AOCL-DLP (Deep Learning Primitives) is a high-performance library that provides optimized deep learning primitives for AMD processors. The library implements Low Precision GEMM (LPGEMM) operations for deep learning applications with support for multiple data types, post-operations, and quantization techniques.
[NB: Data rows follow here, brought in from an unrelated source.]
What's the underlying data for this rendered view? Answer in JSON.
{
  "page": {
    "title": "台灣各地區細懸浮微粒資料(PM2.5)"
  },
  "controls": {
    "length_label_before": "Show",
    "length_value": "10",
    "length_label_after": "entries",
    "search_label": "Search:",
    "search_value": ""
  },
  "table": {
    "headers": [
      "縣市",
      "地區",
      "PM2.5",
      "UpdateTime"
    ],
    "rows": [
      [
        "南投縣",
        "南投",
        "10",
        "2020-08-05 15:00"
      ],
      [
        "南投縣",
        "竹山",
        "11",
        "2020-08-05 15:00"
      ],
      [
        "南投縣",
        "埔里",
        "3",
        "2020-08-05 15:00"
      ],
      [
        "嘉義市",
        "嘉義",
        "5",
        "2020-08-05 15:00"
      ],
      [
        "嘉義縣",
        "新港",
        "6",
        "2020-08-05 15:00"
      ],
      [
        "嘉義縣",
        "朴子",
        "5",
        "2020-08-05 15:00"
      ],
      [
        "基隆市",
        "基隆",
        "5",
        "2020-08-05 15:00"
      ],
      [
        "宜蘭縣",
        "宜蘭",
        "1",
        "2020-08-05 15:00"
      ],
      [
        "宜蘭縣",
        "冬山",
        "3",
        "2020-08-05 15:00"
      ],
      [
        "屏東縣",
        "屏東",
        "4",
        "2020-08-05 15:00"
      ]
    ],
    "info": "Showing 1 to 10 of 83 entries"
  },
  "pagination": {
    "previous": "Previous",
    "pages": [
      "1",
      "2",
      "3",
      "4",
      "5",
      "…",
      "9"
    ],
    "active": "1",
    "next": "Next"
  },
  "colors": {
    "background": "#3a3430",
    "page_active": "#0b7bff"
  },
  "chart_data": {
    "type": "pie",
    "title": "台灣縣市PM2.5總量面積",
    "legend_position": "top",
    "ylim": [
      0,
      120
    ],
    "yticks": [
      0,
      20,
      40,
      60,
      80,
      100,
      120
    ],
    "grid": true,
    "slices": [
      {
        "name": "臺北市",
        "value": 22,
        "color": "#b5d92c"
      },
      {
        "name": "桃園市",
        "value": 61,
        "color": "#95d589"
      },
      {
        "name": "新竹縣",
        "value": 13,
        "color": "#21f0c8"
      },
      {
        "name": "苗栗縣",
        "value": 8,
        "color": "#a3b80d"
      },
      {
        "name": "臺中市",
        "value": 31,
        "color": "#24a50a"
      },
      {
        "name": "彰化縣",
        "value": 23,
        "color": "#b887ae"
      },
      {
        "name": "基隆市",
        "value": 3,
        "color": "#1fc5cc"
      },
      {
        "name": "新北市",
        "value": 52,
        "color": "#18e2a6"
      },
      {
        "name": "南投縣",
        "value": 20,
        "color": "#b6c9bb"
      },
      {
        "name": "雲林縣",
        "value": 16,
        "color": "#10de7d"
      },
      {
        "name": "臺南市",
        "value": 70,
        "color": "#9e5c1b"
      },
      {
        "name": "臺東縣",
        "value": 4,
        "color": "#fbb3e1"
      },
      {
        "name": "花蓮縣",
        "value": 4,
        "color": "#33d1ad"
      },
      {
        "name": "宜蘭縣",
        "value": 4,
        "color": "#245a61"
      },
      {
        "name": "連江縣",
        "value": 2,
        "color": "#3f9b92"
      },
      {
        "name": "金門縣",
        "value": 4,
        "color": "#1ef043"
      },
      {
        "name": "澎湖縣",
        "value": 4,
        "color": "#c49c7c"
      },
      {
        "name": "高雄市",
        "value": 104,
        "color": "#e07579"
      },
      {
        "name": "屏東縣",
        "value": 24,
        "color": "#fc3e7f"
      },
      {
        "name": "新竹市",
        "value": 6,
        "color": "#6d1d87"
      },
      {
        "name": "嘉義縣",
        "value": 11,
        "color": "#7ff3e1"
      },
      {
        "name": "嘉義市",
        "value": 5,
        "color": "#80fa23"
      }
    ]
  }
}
Select kernels have been optimized for AMD EPYC™  processors, leveraging AVX2, AVX512, AVX512_VNNI, and AVX512_BF16 instruction sets.

AOCL-DLP provides APIs for GEMM operations with various precision formats, comprehensive post-operations for fused computations, batch GEMM support, symmetric quantization routines, and parallel execution via OpenMP.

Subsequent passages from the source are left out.